Your attempt at breaking or abusing the system was noted and duly logged against your profile. You’ve agreed to conditions of services which explicitly prohibits such behaviour and allows us to respond in a variety of ways ranging from messing with the service we provide you to full on legal action.

MarthinL · January 13, 2025, 5:56pm

It does have value though. If you receive input that exceeds the maximum input length you’ve specified it almost certainly indicates a deliberate attempt at disrupting your system.

Eiji · January 13, 2025, 5:58pm

Oh, that’s very bad practice … This way you instruct attacker that this was already spotted. You should wait some time, so the attacker only wastes time and resources waiting for reply. If you would simulate a “positive” response without telling the attacker that his attack was spotted then he may try again and again waste time and resources. Didn’t working on security devops stuff for years, but if I remember correctly you have to return 400 error response after few seconds of waiting or something like that …

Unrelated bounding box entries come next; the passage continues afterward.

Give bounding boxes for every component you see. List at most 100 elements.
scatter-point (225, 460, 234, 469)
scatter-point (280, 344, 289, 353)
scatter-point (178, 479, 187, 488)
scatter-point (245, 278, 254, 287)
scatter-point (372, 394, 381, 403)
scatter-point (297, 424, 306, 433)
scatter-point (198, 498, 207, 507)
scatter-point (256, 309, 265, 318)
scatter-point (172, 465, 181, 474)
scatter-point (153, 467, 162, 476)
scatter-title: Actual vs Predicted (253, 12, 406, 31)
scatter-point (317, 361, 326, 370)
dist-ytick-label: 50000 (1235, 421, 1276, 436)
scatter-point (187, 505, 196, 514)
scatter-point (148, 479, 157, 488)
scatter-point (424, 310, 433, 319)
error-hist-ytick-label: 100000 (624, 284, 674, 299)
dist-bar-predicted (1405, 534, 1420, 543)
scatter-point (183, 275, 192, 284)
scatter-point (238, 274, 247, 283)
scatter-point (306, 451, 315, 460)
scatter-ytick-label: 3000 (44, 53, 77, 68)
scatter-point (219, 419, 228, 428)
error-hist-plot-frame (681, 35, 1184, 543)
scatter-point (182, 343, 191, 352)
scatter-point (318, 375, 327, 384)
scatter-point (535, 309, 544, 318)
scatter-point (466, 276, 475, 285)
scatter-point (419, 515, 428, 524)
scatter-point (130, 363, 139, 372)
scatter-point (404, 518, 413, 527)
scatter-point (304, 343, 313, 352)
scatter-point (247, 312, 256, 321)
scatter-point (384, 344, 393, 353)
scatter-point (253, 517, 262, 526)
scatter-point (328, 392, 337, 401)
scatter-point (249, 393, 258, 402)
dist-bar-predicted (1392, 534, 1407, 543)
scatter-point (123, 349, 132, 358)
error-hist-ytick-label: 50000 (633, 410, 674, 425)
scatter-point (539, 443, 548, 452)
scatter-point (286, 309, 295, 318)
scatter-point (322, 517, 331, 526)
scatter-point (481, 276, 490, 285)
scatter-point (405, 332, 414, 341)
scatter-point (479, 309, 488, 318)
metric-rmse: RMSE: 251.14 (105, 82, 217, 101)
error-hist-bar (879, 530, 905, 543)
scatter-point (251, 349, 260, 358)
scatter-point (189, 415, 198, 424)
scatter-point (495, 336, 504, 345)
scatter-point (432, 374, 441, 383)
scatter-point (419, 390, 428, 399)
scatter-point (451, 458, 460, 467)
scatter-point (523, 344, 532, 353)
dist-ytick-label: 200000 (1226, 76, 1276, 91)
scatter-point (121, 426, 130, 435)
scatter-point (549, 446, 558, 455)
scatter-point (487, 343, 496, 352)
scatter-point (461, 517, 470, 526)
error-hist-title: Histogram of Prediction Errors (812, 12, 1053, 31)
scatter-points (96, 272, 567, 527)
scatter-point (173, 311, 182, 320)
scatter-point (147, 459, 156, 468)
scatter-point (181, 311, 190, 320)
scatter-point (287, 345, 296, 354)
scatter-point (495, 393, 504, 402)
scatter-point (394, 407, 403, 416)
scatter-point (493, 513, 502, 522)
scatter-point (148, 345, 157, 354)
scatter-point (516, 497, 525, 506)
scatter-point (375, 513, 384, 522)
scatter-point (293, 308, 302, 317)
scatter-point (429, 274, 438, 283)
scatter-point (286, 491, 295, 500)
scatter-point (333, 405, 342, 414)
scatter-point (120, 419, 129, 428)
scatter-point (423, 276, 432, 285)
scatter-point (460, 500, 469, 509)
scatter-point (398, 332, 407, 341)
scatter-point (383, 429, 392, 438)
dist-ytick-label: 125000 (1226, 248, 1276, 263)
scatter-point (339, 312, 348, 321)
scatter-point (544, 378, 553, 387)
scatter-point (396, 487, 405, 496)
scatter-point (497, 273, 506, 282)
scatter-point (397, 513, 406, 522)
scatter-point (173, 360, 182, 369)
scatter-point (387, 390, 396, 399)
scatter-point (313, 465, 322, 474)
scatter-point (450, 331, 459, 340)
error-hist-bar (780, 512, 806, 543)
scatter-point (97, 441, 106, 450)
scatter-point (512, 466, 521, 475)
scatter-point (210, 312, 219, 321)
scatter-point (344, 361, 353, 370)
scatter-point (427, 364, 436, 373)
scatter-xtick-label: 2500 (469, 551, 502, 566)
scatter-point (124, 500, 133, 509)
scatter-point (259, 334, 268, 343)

MarthinL · January 13, 2025, 6:03pm

You’d have noticed me saying I’ve long wanted to write that, not that I have. I’m rather well aware that feedback is an enabler, most for good people but also for those with bad intentions. Detecting, with some degree of certainty, attempts to disrupt service, but either withholding feedback or deliberately giving misleading feedback is a powerful approach. In the context of my dream error message, that means that the error would not show on the attacker’s screeen while they’re messing about. It would appear as an email well after the fact. As for the immediate response to an eror like that, it’s probably best to let the attacker believe they’ve caused the chaos they intended even if it didn’t, like just never sending a response and forcing a restart of the session some minutes later.